Let's try a few examples:

- val t1 = Fn("sin",[Fn("*",[Const "2",Var "x"])]);
> val t1 = 'sin(2 * x)' : term

- differentiate "x" t1;
> val it = '(0 * x + 2 * 1) * cos(2 * x)' : term

- val t2 = Fn("tan",[Var "x"]);
> val t2 = 'tan(x)' : term

- differentiate "x" t2;
> val it =
    '(1 * cos(x)) * inv(cos(x)) +
     sin(x) * ((1 * -(sin(x))) *
     -(inv(cos(x) ^ 2)))' : term

- differentiate "y" t2;
> val it =
    '(0 * cos(x)) * inv(cos(x)) +
     sin(x) * ((0 * -(sin(x))) *
     -(inv(cos(x) ^ 2)))' : term

Simplification

It seems to work okay, but it isn't making certain obvious simplifications, like 0 * x = 0. These arise partly because we apply the recursive rules like the chain rule even in trivial cases.
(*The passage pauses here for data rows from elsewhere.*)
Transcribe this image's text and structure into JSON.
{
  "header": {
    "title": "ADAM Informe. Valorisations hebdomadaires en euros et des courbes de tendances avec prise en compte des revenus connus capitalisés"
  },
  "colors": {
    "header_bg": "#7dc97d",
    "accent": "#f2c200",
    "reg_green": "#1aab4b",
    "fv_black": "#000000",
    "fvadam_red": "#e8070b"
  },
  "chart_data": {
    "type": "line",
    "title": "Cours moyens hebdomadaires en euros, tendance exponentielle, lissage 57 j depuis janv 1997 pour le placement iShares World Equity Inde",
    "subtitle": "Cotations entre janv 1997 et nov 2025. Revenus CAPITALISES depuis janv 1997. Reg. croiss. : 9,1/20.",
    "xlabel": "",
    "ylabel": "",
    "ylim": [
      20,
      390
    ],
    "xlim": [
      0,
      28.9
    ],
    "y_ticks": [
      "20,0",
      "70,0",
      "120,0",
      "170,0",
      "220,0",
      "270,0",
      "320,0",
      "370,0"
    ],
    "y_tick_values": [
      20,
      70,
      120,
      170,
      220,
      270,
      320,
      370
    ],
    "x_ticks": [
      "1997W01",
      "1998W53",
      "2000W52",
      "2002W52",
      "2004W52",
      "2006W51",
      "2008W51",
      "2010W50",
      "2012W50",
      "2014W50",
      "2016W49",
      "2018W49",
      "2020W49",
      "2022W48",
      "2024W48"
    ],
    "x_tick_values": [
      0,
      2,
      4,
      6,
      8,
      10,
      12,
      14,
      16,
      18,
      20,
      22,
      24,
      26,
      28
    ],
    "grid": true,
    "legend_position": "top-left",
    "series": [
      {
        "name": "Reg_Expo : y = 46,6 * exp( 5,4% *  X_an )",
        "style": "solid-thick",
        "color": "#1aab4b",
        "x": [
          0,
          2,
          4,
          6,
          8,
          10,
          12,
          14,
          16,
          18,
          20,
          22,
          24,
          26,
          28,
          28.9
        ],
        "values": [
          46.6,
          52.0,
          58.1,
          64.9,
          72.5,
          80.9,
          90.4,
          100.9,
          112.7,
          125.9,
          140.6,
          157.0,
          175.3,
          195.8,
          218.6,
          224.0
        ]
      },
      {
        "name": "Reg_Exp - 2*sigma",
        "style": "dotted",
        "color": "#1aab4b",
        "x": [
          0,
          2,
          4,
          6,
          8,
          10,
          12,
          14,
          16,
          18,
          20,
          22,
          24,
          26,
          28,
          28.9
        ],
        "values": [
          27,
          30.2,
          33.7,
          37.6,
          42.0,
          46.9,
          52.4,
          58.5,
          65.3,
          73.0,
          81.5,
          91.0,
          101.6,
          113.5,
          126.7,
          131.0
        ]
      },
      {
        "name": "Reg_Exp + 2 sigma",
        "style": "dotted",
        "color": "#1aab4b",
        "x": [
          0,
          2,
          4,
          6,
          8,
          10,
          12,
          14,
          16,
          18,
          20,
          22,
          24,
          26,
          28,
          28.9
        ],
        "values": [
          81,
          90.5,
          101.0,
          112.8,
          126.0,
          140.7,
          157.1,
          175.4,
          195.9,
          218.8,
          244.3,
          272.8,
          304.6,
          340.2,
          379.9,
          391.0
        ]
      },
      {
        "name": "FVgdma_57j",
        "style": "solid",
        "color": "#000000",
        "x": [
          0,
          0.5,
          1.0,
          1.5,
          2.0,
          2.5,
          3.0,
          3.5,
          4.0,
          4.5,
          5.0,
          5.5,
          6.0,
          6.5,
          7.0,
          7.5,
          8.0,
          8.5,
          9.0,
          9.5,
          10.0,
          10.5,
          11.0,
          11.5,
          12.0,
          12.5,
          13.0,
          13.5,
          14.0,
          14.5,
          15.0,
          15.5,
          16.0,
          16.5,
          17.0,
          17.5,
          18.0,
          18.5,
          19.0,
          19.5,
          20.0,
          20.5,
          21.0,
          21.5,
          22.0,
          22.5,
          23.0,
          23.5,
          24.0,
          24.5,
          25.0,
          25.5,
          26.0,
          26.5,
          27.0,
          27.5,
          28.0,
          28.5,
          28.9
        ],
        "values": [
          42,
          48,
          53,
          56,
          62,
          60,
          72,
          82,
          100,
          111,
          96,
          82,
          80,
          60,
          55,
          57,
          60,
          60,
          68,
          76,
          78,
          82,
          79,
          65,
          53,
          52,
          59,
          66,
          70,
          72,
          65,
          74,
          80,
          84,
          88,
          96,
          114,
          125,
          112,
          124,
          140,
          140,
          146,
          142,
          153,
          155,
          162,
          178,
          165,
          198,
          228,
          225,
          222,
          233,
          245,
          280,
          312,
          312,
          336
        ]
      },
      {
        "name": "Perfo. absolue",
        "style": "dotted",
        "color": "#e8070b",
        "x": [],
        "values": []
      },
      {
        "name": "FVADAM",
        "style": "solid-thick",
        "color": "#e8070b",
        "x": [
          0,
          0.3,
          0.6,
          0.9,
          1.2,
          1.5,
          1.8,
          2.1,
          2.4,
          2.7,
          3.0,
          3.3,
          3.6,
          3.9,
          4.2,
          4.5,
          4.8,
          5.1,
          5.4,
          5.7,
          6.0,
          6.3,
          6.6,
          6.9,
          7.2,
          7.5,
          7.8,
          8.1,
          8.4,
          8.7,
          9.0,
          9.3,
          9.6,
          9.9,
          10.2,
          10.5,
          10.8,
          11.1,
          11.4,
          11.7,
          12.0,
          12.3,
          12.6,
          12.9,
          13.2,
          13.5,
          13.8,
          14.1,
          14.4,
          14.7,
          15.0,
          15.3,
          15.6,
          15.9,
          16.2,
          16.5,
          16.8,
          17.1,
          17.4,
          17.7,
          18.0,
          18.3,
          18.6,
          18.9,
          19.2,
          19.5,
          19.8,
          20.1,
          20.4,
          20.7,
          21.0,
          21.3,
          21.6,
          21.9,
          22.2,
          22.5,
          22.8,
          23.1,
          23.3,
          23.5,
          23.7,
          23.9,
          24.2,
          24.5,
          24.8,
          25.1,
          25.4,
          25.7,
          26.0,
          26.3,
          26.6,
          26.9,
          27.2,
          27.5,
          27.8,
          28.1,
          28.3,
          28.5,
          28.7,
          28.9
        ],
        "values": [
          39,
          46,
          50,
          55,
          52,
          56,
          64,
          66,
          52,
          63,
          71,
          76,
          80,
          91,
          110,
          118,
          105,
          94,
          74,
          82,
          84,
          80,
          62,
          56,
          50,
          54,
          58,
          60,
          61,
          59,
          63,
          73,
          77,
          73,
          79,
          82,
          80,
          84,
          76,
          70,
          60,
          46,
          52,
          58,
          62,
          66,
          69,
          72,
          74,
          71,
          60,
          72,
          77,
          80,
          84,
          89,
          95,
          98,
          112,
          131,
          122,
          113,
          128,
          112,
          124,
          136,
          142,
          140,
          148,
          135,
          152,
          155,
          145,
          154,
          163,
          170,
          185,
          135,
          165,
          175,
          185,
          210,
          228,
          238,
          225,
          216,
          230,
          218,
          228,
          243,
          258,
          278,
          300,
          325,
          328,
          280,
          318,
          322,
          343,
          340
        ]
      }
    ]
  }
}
We'll write a simplifier:

- val simp =
   fn (Fn("+",[Const "0", t])) => t
    | (Fn("+",[t, Const "0"])) => t
    | (Fn("-",[t, Const "0"])) => t
    | (Fn("-",[Const "0", t])) => Fn("-",[t])
    | (Fn("+",[t1, Fn("-",[t2])])) => Fn("-",[t1, t2])
    | (Fn("*",[Const "0", t])) => Const "0"
    | (Fn("*",[t, Const "0"])) => Const "0"
    | (Fn("*",[Const "1", t])) => t
    | (Fn("*",[t, Const "1"])) => t
    | (Fn("*",[Fn("-",[t1]), Fn("-",[t2])])) =>
         Fn("*",[t1, t2])
    | (Fn("*",[Fn("-",[t1]), t2])) =>
         Fn("-",[Fn("*",[t1, t2])])
    | (Fn("*",[t1, Fn("-",[t2])])) =>
          Fn("-",[Fn("*",[t1, t2])])
    | (Fn("-",[Fn("-",[t])])) => t
    | t => t;

Simplification examples

We need to apply simp recursively, bottom-up:

- fun dsimp (Fn(f,args)) =
        simp(Fn(f,map dsimp args))
    | dsimp t = simp t;

Now we get better results:

- dsimp (differentiate "x" t1);
> val it = '2 * cos(2 * x)' : term

- dsimp (differentiate "x" t2);
> val it = 'cos(x) * inv(cos(x)) +
            sin(x) *
            (sin(x) * inv(cos(x) ^ 2))' : term

- dsimp (differentiate "y" t2);
> val it = '0' : term

There are still other simplifications to be made, e.g., cos(x)*inv(cos(x))=1. Good algebraic simplification is a difficult problem.